Mining historical glass slides for astronomical data

A collection of 175,000 images of astronomical objects on photographic glass plate slides at Yerkes Observatory offers tremendous potential for both historians of science and astronomers and astrophysicists doing cutting-edge research today. These photographic images, taken over the last 120 years, document historical or periodic events such as novae or comets, as well as providing a basis for studying changes in the night sky. If converted into a usable digital format, they can not only provide more easily accessible glimpses into the scientific heritage of the past but also serve as a treasure trove of valuable information that astronomers can use to make new scientific discoveries.

n astronomical image with handwriting beneath dated Oct. 26, 1901.

A test image from the pilot study on mining astronomical data from historical glass slides.
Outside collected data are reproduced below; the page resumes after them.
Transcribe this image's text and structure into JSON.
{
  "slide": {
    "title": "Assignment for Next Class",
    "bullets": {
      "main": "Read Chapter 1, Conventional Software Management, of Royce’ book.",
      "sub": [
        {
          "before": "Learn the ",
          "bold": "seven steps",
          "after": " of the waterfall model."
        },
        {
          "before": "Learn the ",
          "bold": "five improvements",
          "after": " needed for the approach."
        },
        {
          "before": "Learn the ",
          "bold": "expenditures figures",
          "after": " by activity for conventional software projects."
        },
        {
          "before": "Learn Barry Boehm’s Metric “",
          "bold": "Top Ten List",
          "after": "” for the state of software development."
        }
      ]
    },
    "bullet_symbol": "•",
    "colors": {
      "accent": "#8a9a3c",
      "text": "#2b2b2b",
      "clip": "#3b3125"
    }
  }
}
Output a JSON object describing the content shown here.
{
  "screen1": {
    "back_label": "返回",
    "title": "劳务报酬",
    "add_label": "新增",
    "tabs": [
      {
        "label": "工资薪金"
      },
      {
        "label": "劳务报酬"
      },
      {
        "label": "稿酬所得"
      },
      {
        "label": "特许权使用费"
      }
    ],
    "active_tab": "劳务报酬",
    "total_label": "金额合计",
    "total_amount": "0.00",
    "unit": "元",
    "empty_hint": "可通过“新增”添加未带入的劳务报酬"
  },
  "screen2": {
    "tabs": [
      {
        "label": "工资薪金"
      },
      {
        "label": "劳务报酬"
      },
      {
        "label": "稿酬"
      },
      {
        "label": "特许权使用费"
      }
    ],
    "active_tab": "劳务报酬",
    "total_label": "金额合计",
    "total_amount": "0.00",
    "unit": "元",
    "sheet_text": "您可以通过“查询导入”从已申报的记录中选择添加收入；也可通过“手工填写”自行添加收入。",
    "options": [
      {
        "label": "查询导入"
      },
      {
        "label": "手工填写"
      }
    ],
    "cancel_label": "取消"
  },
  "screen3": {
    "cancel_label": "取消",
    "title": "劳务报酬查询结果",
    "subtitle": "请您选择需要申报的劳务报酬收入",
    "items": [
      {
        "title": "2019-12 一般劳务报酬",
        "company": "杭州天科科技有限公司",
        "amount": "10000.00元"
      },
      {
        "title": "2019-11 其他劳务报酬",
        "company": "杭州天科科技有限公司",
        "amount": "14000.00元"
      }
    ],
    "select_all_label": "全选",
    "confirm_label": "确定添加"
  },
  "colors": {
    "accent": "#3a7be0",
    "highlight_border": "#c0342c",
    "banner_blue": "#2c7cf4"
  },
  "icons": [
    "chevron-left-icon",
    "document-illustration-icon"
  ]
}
The University of Chicago Library is partnering with faculty and students in the Department of Astronomy and Astrophysics to run a pilot study to determine how to scan these slides in a way that will facilitate meaningful scientific inquiry. Significant work has been done in this area by colleagues at Harvard University and the Smithsonian Astrophysical Observatory working with their own 500,000-plate collection, with custom-built equipment. Chicago is now exploring the feasibility of using off-the-shelf digitization technologies by analyzing the level of scientific detail that can be captured and balancing that with the scanning time and resulting data sizes.

Some of the earliest systematic photographic atlases of the sky (more specifically, the region along the Milky Way) were undertaken at Yerkes Observatory and published as paper-print copies of the original negatives. One of these, the Barnard-Calvert atlas was done in 1905, and the other, from 1933, the Ross-Calvert atlas, was a deliberate repeat to track stars changing in position or brightness. An even earlier series of plates of well-known star clusters, galaxies, and nebulae, from 1901 to 1904, was done by George Ritchey with the revolutionary 24-inch telescope that he built in Chicago. All of these individuals—Edward Emerson Barnard, Mary Ross Calvert, Frank Elmore Ross, and George Willis Ritchey—have strong associations with the University of Chicago, specifically Yerkes Observatory, where they all spent portions of their careers and made significant contributions to the field.

Students working with telescope and glass plate

UChicago students Buduka Ogonor (left), Yingyi Liang (right), and Jorge Sanchez (in back) at Yerkes Observatory take an image using the same glass-plate method being studied in the pilot. (Photo by Richard Kron)

Thanks to support from the Kathleen and Howard Zar Science Library Fund and the College and Department of Astronomy and Astrophysics, we have engaged a group of seven undergraduate students on the project. In addition to working on the feasibility testing of scanning methods, the students have had a chance to engage with the historical significance of the collections and to get a glimpse into how astronomy was practiced in the past.

An astronomical image with handwriting beneath, dated Sept 19, 1903

A test image from the pilot study on mining astronomical data from historical glass slides.

Since Winter Quarter 2019, Professor Richard Kron has led regular expeditions to Yerkes Observatory. On these trips, Elisabeth Long, Associate University Librarian for Information Technology and Digital Scholarship and Barbara Kern, Director of the Science Libraries, have shared their expertise in digital scholarship and science librarianship with the students, working together with them to understand the collections and identify sample slides for digitization testing. At the same time, the students have been able to learn how to use the historic telescopes at Yerkes to make observations, to utilize the darkrooms to reproduce some of the significant images, and to use modern tools such as nova.astrometry.net to analyze our testbed images and compare them to the data captured in modern sky surveys such as the Sloan Digital Sky Survey.

For the Library, making the data available for research as well as historical memory are top priorities. Dan Meyer, Director, Special Collections, and University Archivist; and Eileen Ielmini, Assistant University Archivist, are helping to identify glass plates that are representative of the University’s cultural history and should be rehoused on campus in the Special Collections Research Center. Sherry Byrne, Preservation Librarian, and Christina Miranda-Izguerra, Digitization Manager in the Library’s Preservation Department are working with them on digitization sampling. The findings of the pilot will be translated into a workable project plan that can be used to seek funding for a larger scale project.